Trepidation In a Homecoming, Life Without Plans
I worked as a kitchen designer while I was completing my undergraduate degree, almost by accident. I started in the showroom selling high-end appliances, embarrassing my co-worker competition by the sheer volume of product and extended warranties I could sell, even though I worked part-time. A customer once told me that I have the sort of face that could sell anything, there’s a real honesty in my eyes, and I suppose I have no reason not to believe him.
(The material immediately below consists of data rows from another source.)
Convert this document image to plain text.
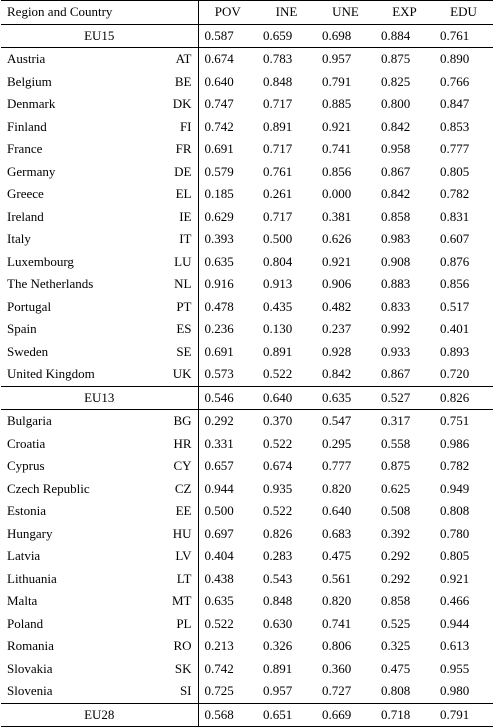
Region and Country		POV	INE	UNE	EXP	EDU
EU15		0.587	0.659	0.698	0.884	0.761
Austria	AT	0.674	0.783	0.957	0.875	0.890
Belgium	BE	0.640	0.848	0.791	0.825	0.766
Denmark	DK	0.747	0.717	0.885	0.800	0.847
Finland	FI	0.742	0.891	0.921	0.842	0.853
France	FR	0.691	0.717	0.741	0.958	0.777
Germany	DE	0.579	0.761	0.856	0.867	0.805
Greece	EL	0.185	0.261	0.000	0.842	0.782
Ireland	IE	0.629	0.717	0.381	0.858	0.831
Italy	IT	0.393	0.500	0.626	0.983	0.607
Luxembourg	LU	0.635	0.804	0.921	0.908	0.876
The Netherlands	NL	0.916	0.913	0.906	0.883	0.856
Portugal	PT	0.478	0.435	0.482	0.833	0.517
Spain	ES	0.236	0.130	0.237	0.992	0.401
Sweden	SE	0.691	0.891	0.928	0.933	0.893
United Kingdom	UK	0.573	0.522	0.842	0.867	0.720
EU13		0.546	0.640	0.635	0.527	0.826
Bulgaria	BG	0.292	0.370	0.547	0.317	0.751
Croatia	HR	0.331	0.522	0.295	0.558	0.986
Cyprus	CY	0.657	0.674	0.777	0.875	0.782
Czech Republic	CZ	0.944	0.935	0.820	0.625	0.949
Estonia	EE	0.500	0.522	0.640	0.508	0.808
Hungary	HU	0.697	0.826	0.683	0.392	0.780
Latvia	LV	0.404	0.283	0.475	0.292	0.805
Lithuania	LT	0.438	0.543	0.561	0.292	0.921
Malta	MT	0.635	0.848	0.820	0.858	0.466
Poland	PL	0.522	0.630	0.741	0.525	0.944
Romania	RO	0.213	0.326	0.806	0.325	0.613
Slovakia	SK	0.742	0.891	0.360	0.475	0.955
Slovenia	SI	0.725	0.957	0.727	0.808	0.980
EU28		0.568	0.651	0.669	0.718	0.791
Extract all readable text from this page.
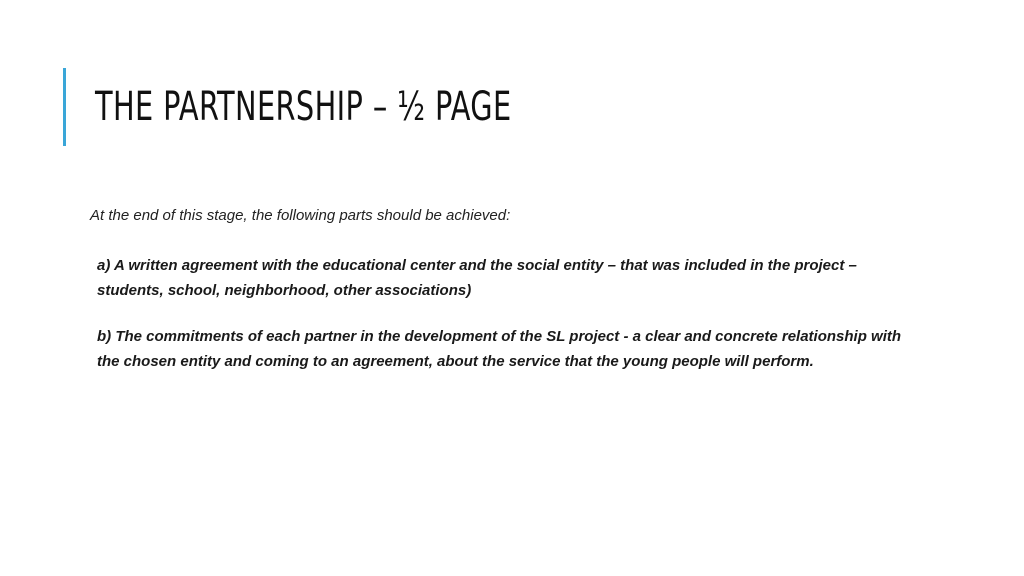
THE PARTNERSHIP – ½ PAGE

At the end of this stage, the following parts should be achieved:

a) A written agreement with the educational center and the social entity – that was included in the project – students, school, neighborhood, other associations)

b) The commitments of each partner in the development of the SL project - a clear and concrete relationship with the chosen entity and coming to an agreement, about the service that the young people will perform.
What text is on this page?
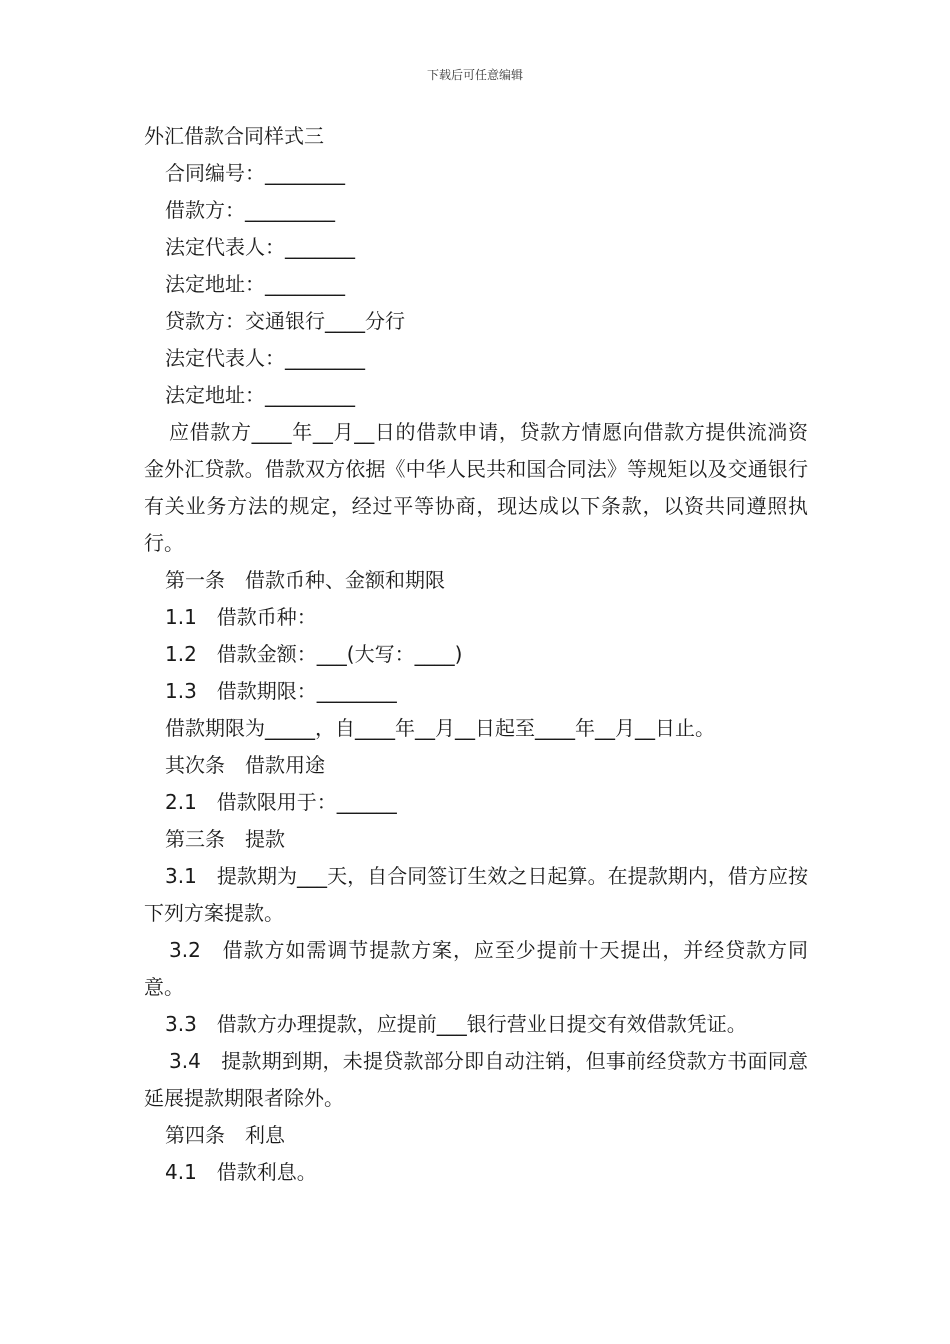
下载后可任意编辑
外汇借款合同样式三
合同编号：________
借款方：_________
法定代表人：_______
法定地址：________
贷款方：交通银行____分行
法定代表人：________
法定地址：_________
应借款方____年__月__日的借款申请，贷款方情愿向借款方提供流淌资金外汇贷款。借款双方依据《中华人民共和国合同法》等规矩以及交通银行有关业务方法的规定，经过平等协商，现达成以下条款，以资共同遵照执行。
第一条　借款币种、金额和期限
1.1　借款币种：
1.2　借款金额：___(大写：____)
1.3　借款期限：________
借款期限为_____，自____年__月__日起至____年__月__日止。
其次条　借款用途
2.1　借款限用于：______
第三条　提款
3.1　提款期为___天，自合同签订生效之日起算。在提款期内，借方应按下列方案提款。
3.2　借款方如需调节提款方案，应至少提前十天提出，并经贷款方同意。
3.3　借款方办理提款，应提前___银行营业日提交有效借款凭证。
3.4　提款期到期，未提贷款部分即自动注销，但事前经贷款方书面同意延展提款期限者除外。
第四条　利息
4.1　借款利息。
In an attempt to boost sales, the manager decided I would attend the training classes to become certified in design, and that I’d no longer be polishing the stainless on the showroom floor.
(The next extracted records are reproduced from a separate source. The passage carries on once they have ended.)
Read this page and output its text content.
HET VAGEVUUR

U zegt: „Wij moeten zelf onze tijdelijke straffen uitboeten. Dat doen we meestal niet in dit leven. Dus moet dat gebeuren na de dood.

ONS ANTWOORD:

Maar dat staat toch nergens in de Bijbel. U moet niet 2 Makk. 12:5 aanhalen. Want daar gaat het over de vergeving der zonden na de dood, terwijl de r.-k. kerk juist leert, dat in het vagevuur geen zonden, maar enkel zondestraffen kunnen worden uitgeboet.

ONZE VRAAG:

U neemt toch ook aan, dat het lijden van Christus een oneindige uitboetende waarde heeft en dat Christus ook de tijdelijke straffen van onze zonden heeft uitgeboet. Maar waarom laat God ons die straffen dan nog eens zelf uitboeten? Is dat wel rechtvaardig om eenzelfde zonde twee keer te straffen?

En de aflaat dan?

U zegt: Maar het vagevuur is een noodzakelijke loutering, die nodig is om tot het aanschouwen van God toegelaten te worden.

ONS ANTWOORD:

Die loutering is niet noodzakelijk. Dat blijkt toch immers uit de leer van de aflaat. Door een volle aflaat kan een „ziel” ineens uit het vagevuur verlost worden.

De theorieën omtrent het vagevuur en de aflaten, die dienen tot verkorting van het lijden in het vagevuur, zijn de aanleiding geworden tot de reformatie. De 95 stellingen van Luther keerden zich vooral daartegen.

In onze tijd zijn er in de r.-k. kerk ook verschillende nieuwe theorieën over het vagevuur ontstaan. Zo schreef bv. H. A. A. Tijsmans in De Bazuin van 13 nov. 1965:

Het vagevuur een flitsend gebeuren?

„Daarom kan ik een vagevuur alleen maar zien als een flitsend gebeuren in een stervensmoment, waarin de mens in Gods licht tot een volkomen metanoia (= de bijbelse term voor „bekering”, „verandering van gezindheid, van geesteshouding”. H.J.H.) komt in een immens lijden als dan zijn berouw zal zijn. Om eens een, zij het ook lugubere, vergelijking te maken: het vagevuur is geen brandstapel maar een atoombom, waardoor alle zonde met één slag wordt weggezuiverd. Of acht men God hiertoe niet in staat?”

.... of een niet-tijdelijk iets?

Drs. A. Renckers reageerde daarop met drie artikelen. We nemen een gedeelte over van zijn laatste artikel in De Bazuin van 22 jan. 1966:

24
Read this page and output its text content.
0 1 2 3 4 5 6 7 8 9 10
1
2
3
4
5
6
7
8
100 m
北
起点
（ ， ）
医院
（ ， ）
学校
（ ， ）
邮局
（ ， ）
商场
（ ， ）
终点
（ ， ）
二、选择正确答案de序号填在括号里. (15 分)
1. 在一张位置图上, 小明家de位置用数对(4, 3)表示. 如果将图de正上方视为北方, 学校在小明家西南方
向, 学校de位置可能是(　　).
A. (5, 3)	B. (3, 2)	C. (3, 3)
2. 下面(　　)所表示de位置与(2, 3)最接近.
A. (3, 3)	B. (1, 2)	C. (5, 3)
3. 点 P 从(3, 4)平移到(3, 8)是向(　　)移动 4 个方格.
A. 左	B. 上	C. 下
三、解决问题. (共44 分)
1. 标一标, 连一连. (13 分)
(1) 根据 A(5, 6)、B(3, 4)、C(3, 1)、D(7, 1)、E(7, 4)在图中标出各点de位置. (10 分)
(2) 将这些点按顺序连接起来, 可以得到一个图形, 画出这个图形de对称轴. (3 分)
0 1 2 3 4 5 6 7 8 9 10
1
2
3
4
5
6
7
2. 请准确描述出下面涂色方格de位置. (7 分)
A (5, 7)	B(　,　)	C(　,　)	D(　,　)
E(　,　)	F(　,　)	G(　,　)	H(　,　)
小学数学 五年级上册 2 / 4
I already had a love of real estate and architecture, which would later manifest itself in a career in real estate finance and development, and this job was an exercise in designing dream kitchens on any budget: matching paint colors, selecting subway tiles, explaining the purpose of a toe-kick, and working with AutoCAD, making perfect sense of gridlines and building standards to create renderings, blueprints, of what the path to a complete kitchen would look like.
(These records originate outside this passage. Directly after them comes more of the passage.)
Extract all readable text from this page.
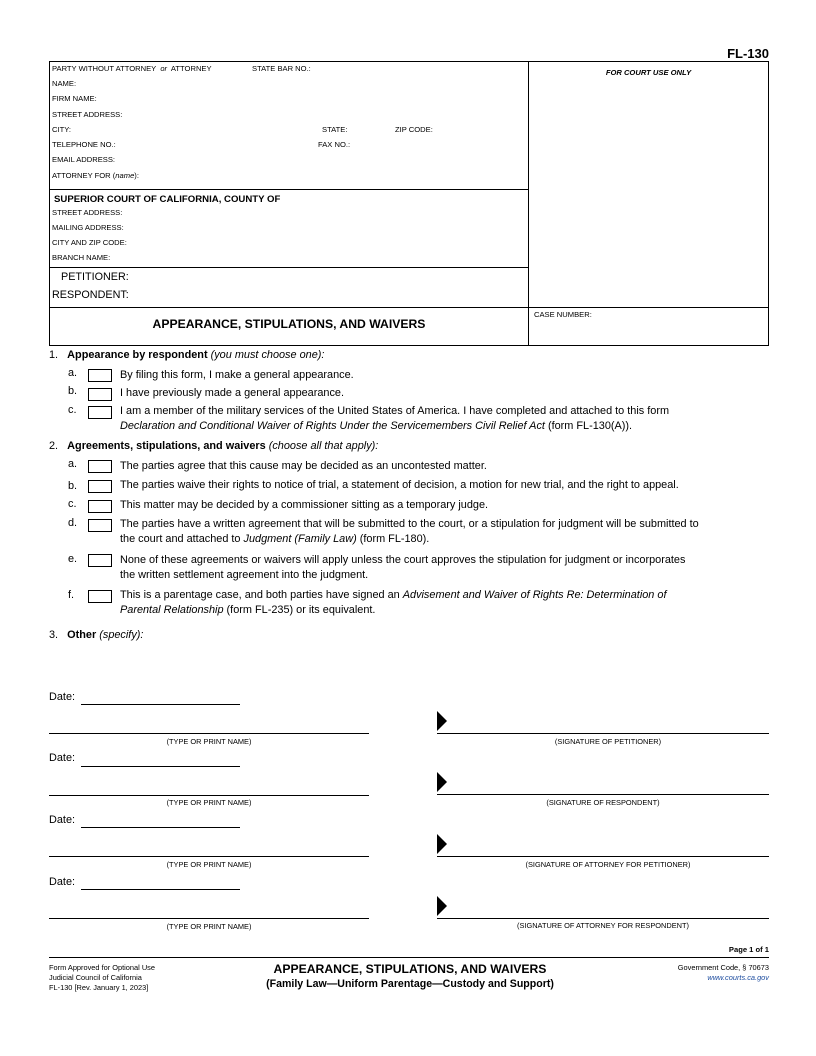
FL-130
PARTY WITHOUT ATTORNEY or ATTORNEY	STATE BAR NO.:
NAME:
FIRM NAME:
STREET ADDRESS:
CITY:	STATE:	ZIP CODE:
TELEPHONE NO.:	FAX NO.:
EMAIL ADDRESS:
ATTORNEY FOR (name):
SUPERIOR COURT OF CALIFORNIA, COUNTY OF
STREET ADDRESS:
MAILING ADDRESS:
CITY AND ZIP CODE:
BRANCH NAME:
PETITIONER:
RESPONDENT:
APPEARANCE, STIPULATIONS, AND WAIVERS
FOR COURT USE ONLY
CASE NUMBER:
1. Appearance by respondent (you must choose one):
a.	By filing this form, I make a general appearance.
b.	I have previously made a general appearance.
c.	I am a member of the military services of the United States of America. I have completed and attached to this form
Declaration and Conditional Waiver of Rights Under the Servicemembers Civil Relief Act (form FL-130(A)).
2. Agreements, stipulations, and waivers (choose all that apply):
a.	The parties agree that this cause may be decided as an uncontested matter.
b.	The parties waive their rights to notice of trial, a statement of decision, a motion for new trial, and the right to appeal.
c.	This matter may be decided by a commissioner sitting as a temporary judge.
d.	The parties have a written agreement that will be submitted to the court, or a stipulation for judgment will be submitted to
the court and attached to Judgment (Family Law) (form FL-180).
e.	None of these agreements or waivers will apply unless the court approves the stipulation for judgment or incorporates
the written settlement agreement into the judgment.
f.	This is a parentage case, and both parties have signed an Advisement and Waiver of Rights Re: Determination of
Parental Relationship (form FL-235) or its equivalent.
3. Other (specify):
Date:
(TYPE OR PRINT NAME)	(SIGNATURE OF PETITIONER)
Date:
(TYPE OR PRINT NAME)	(SIGNATURE OF RESPONDENT)
Date:
(TYPE OR PRINT NAME)	(SIGNATURE OF ATTORNEY FOR PETITIONER)
Date:
(TYPE OR PRINT NAME)	(SIGNATURE OF ATTORNEY FOR RESPONDENT)
Page 1 of 1
Form Approved for Optional Use
Judicial Council of California
FL-130 [Rev. January 1, 2023]
APPEARANCE, STIPULATIONS, AND WAIVERS
(Family Law—Uniform Parentage—Custody and Support)
Government Code, § 70673
www.courts.ca.gov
In a consult, I’d make a rough sketch by hand, trying to capture the feel of the space, sometimes grabbing style magazines with dog-eared pages to belabor the design point I was trying to make to an ignorant consumer. When they left, I’d spend hours in front of the computer working to arrange the boxes on the computer screen, knowing all the tricks of a veteran like remembering heat-shields on cabinets next to stoves, the right side cabinet for a micro-hood, and that no matter how much customers resisted the price, kitchen organization is much better with sliding shelves.